Benim buna bulabildiğim cevap Türkiye’de sosyalist solun kendi tarihi koşulları nedeniyle “apolitik” bir yapı edinmiş olmasıdır. Ama “cevap” diye bunu söyler söylemez, yeni bir soru sorulmasına yol açıyoruz: niçin böyle? Niçin apolitik?

Bunu, kitlesel bağlarının zayıf kalmasına bağlıyorum.

Değişik koşullarda, kitleler içinde siyaset yaparak ilerleyebilse, bu bağları güçlendirmenin yollarını da yaşayarak öğrenebilirdi. Sosyalist olmak dünyanın her yerinde güçlükleri, güçlükten de öte, tehlikeleri olan bir şey. Genel gidiş böyle olmadığı halde, bunu anlayan ve böyle davranan bireyler de hiç çıkmadı değil. Ama yeterli olmadı. “Sosyalist siyaset” yapmak, her şeyden önce, “kalabalık” olmayı gerektirir.  Bunun da koşulu, anlayışlı olmak, “geçimsiz” değil “geçimli” olmak, sabırlı olmak gibi özellikler edinmektir. Ancak burada solun genel tarihine baktığımızda, “birleşme”den çok “ayrışma” örneği görüyoruz. Bir zamanlar, varolan “fraksiyonlar”ın sayısını bilmek mümkün olmaktan çıkmıştı. Bu, tabii, sosyalist olmuş kadroların birbirleriyle ilişki kurma tarzlarının sonucuydu. Ama birbirleriyle kurdukları ilişkileri böylesine pamuk ipliğine bağlıysa, bu düzeyde böyle davranıyorlarsa, “kitle” ile ilişkilerinin sağlıklı olmasını bekleyemeyiz. Çok zaman, sosyalizm adına başarı kazanmak için benimsenen siyaset biçimi, strateji v.b. de bu gibi kadroların mizacına uygun olduğu için seçiliyordu. Örneğin, hemen hemen her zaman, “kitle partisi” tarzında çalışmanın taraftarından çok, küçük ve kapalı grup anlayışının taraftarı bulunmuştur. Yetmişlerin başında “gerilla”nın yaygınlaşması bunun başlıca örneğidir.

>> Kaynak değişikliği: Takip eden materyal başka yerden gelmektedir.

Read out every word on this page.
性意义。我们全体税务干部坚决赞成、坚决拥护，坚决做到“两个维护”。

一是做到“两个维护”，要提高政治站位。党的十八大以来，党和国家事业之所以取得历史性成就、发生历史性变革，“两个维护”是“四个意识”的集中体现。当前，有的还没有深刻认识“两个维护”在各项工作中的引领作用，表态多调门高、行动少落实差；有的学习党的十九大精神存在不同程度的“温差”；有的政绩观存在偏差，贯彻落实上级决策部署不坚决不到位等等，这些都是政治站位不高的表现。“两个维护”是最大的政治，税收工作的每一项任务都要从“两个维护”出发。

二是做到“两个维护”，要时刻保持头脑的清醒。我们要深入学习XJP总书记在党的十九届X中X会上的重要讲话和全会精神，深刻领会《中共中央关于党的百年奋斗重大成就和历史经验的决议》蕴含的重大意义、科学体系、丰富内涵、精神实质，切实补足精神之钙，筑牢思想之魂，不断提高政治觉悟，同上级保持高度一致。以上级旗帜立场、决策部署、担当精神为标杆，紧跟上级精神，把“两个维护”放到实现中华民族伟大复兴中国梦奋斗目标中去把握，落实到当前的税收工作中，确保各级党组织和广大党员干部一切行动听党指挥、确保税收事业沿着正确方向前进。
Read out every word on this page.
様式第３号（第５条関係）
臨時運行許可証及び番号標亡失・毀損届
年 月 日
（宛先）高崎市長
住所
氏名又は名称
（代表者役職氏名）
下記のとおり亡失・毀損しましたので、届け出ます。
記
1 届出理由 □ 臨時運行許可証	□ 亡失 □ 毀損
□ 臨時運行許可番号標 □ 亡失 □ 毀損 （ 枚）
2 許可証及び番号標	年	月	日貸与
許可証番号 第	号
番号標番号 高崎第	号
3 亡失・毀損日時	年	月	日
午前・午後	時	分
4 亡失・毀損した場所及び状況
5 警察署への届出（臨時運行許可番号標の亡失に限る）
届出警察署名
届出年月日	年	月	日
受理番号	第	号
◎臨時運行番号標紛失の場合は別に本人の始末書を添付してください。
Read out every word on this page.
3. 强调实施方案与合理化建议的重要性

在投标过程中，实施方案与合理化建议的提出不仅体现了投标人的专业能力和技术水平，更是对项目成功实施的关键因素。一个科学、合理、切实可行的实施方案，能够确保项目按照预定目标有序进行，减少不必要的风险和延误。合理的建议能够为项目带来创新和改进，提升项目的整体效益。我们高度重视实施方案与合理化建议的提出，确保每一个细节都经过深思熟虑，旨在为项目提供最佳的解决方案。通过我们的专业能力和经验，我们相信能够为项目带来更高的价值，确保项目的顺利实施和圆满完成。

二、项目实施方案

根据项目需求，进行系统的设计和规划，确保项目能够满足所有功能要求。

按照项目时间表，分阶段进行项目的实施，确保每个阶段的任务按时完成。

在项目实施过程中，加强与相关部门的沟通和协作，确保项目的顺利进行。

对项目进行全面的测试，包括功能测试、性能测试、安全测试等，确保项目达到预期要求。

Küçük grup içinde, inançları, benimsenmiş değerleri v.b. pek fazla değiştirmeden sürdürmek görece daha kolaydır. Birlikte hareket edilen insanların sayısı arttıkça, “fikirlerin arılığını” denetlemek güçleşir. Bu, hemen, “sapma” endişesini getirir. “Revizyonizm” ihtimali belirir ve çoğalır.

Ama fikirlerinin arılığı sıkı sıkı denetlenen, “taviz vermeyen” bireylerden oluşan gruplarla yapılan siyasete “siyaset” demek de pek mümkün değildir. Çünkü bu tavır dondurur, katılaştırır; bu tür “arılıklar” üstünden manastır kurmak uygundur, ama manastır siyaset yapmak için en uygun örgütlenme tarzını sunmaz.

Bugünlük burada keseyim, ama bunun verimli bir konu olduğunu düşünüyorum. Dolayısıyla devam edeceğim.